If there one thing I thought the words `mission critical’ might conjure up it is a sense of maturity, if only on the basis that `this stuff is serious business, best be serious about it for the sake of the business’. Yet it has to be said that the history of the IT business is splattered with examples of spats and infighting between the vendors.

I had hoped to see that such juvenile delinquency was a thing of the past with the emergence of the cloud. But it appears I am going to be proved wrong and the habits of a lifetime will still come to the fore.

Yes, of course such infighting is all about business, and competition in the marketplace. But it always strikes me just how much business is lost while the warring parties snipe away at each other.

The latest example is Verizon blocking its customers from using Google Wallet. The reason is, according to Verizon, that Wallet needs to be integrated with a new secure and proprietary hardware element of its mobile phones.

That word, `proprietary’, suggests that Verizon might just want to keep that hardware element for itself, so that its rival payment service to Google Wallet is the only secure payment service that exploits this piece of technology. Verizon denies it is blocking a rival service, suggesting that it is not blocking an application, something it professes categorically not to do. But it is blocking Wallet because it is not a `normal application’ – because it needs to access the new hardware element.

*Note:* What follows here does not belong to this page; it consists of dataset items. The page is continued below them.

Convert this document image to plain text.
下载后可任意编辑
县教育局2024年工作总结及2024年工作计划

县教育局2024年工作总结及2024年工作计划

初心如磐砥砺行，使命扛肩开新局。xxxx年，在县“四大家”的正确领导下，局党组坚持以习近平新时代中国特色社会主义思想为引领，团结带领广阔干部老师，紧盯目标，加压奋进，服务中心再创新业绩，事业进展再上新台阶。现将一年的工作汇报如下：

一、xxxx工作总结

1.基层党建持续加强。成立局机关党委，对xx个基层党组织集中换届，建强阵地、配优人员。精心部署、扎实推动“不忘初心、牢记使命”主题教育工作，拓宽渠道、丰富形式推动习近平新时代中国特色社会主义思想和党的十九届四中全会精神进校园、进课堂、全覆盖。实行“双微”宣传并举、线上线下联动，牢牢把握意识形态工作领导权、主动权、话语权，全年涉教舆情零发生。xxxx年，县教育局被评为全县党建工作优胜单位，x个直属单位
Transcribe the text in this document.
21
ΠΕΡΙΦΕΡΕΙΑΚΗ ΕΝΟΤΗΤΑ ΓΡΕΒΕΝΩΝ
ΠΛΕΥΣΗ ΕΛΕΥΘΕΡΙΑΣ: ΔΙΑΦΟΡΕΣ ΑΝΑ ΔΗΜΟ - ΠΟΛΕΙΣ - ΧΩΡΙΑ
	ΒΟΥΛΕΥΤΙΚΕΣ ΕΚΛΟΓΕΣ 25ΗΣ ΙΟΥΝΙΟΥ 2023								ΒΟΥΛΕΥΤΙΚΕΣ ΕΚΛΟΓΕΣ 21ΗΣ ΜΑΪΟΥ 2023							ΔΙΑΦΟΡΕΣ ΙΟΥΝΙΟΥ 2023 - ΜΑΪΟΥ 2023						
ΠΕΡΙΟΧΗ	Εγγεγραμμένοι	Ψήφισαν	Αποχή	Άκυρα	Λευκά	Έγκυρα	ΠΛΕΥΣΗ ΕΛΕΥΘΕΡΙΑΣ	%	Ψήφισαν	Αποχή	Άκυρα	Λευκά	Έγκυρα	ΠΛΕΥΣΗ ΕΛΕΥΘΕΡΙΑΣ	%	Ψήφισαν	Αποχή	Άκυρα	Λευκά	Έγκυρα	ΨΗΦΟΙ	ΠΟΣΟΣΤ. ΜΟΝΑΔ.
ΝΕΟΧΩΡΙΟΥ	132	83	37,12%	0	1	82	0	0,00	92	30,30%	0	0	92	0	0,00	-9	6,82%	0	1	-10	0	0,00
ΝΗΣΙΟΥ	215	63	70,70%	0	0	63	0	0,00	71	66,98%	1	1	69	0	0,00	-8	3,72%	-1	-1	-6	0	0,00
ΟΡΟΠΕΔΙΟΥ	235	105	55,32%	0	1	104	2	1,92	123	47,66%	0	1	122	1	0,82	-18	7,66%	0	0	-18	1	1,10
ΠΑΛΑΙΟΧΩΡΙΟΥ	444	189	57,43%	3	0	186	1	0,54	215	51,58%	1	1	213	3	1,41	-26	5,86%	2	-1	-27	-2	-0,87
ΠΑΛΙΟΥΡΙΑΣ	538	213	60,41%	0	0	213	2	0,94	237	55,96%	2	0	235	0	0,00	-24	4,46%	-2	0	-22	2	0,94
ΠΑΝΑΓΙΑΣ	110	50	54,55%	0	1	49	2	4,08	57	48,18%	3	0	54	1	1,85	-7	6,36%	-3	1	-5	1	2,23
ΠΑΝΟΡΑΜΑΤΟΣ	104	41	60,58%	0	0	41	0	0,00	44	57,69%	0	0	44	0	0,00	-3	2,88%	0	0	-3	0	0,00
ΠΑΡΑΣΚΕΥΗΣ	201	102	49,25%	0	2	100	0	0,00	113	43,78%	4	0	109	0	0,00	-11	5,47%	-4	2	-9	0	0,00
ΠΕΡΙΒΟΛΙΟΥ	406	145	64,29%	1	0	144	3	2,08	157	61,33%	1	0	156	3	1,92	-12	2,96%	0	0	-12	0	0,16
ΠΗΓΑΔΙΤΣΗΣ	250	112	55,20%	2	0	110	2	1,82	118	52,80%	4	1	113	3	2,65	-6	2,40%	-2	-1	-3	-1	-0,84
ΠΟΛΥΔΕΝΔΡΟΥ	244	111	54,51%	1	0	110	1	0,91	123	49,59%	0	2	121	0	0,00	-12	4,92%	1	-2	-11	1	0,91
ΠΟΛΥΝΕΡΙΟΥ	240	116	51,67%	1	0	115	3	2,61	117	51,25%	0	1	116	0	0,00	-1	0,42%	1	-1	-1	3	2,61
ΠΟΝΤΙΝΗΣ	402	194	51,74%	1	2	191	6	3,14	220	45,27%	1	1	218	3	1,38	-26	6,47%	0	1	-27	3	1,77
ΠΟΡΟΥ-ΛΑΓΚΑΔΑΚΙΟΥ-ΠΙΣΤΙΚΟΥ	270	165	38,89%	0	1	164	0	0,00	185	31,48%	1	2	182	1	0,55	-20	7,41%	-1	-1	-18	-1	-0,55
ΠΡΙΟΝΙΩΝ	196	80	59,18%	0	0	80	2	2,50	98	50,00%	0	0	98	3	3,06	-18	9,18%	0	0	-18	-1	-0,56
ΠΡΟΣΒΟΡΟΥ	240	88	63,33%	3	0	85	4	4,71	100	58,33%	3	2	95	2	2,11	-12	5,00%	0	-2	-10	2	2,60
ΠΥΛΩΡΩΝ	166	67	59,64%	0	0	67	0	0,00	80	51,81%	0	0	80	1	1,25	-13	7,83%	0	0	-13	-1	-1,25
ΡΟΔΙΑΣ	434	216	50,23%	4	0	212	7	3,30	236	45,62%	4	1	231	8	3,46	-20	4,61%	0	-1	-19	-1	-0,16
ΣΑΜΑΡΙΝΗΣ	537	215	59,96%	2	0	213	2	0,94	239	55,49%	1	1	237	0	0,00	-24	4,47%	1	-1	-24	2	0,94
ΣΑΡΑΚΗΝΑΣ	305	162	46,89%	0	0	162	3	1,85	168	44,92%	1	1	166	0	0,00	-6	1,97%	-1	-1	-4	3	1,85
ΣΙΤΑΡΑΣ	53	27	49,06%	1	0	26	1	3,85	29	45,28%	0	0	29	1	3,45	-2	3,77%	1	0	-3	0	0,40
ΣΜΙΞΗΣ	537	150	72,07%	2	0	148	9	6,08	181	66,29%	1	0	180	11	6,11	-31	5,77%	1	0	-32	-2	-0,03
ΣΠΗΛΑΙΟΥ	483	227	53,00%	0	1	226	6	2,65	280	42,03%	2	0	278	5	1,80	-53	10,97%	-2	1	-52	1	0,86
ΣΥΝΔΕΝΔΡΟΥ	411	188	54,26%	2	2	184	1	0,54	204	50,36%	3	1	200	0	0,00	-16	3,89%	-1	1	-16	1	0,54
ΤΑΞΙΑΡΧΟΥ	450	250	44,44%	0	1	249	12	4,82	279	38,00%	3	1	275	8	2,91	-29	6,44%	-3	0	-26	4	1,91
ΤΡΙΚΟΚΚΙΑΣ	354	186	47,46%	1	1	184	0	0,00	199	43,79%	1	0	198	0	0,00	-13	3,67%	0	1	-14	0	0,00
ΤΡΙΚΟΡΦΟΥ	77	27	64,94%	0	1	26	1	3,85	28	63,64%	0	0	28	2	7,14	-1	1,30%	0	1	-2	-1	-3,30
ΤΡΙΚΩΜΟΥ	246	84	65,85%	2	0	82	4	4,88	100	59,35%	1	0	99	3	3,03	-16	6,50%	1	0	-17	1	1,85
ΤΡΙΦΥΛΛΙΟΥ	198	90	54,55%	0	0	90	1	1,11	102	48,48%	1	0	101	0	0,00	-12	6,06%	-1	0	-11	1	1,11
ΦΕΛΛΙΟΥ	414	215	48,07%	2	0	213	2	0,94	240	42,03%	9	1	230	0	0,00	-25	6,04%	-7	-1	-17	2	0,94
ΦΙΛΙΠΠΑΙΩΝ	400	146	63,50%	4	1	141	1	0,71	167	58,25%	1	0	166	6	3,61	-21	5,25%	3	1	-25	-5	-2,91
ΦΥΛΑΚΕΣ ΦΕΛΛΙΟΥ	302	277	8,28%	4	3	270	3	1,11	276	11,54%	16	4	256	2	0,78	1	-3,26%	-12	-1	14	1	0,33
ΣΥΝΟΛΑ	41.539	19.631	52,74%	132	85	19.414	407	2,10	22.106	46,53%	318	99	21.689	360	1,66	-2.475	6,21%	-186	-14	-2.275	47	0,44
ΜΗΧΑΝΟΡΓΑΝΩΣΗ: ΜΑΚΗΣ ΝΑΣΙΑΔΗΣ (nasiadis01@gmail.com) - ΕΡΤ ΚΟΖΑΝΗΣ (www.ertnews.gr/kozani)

If this was a spat about a gaming application most of us could happily ignore it all. But as this is a spat about what could become one of the most critical of all mission critical applications – both to every company trading anything online and us as individual users – it becomes more than a little worrying.

And the worry is not technical, neither is it an argument about security. Wallet may only be on the first rungs of the mobile money services ladder – it is currently only offered by rival service provider, Sprint, with Mastercard as the only payment service provider – but there has been not the remotest hint that it is insecure.

Verizon, for its part, is a member of the Isis Consortium set up by AT&T, T-Mobile USA and Verizon. This has put together the Isis Payment System on the Isis infrastructure, which conforms to the GSMA-backed Trusted Service Manager standard. Visa, MasterCard, Discover and American Express have all signed up on the payments side.

What we will end up with, I guess, is now a period of market stagnation. There will be a long period of time when end users won’t be sure which type of phone to buy. The businesses that should exploit these services will be expected to sign up to both, so will probably sign up to neither to be on the safe side. Google will no doubt throw huge resources both at Wallet and its link to the Android phone market – which is now the biggest, certainly by growth rate – leaving the other payment service providers to play catch up when they realise the market may have moved elsewhere.

Worst of all, the businesses running the mission critical financial back office services to all this will be obliged to invest in the integration and security services needed to cover all possible bases that might exist.

Many years ago I was given some sage advice: `having a10% share of a big market is nearly always worth more than 100% of a small one’. Yet the attempts by vendors to own 100% simply means that market growth gets stymied, user businesses get confused and end users lose faith. A bit of collaboration could help make those `large markets’ a reality a great deal faster, and everyone could win.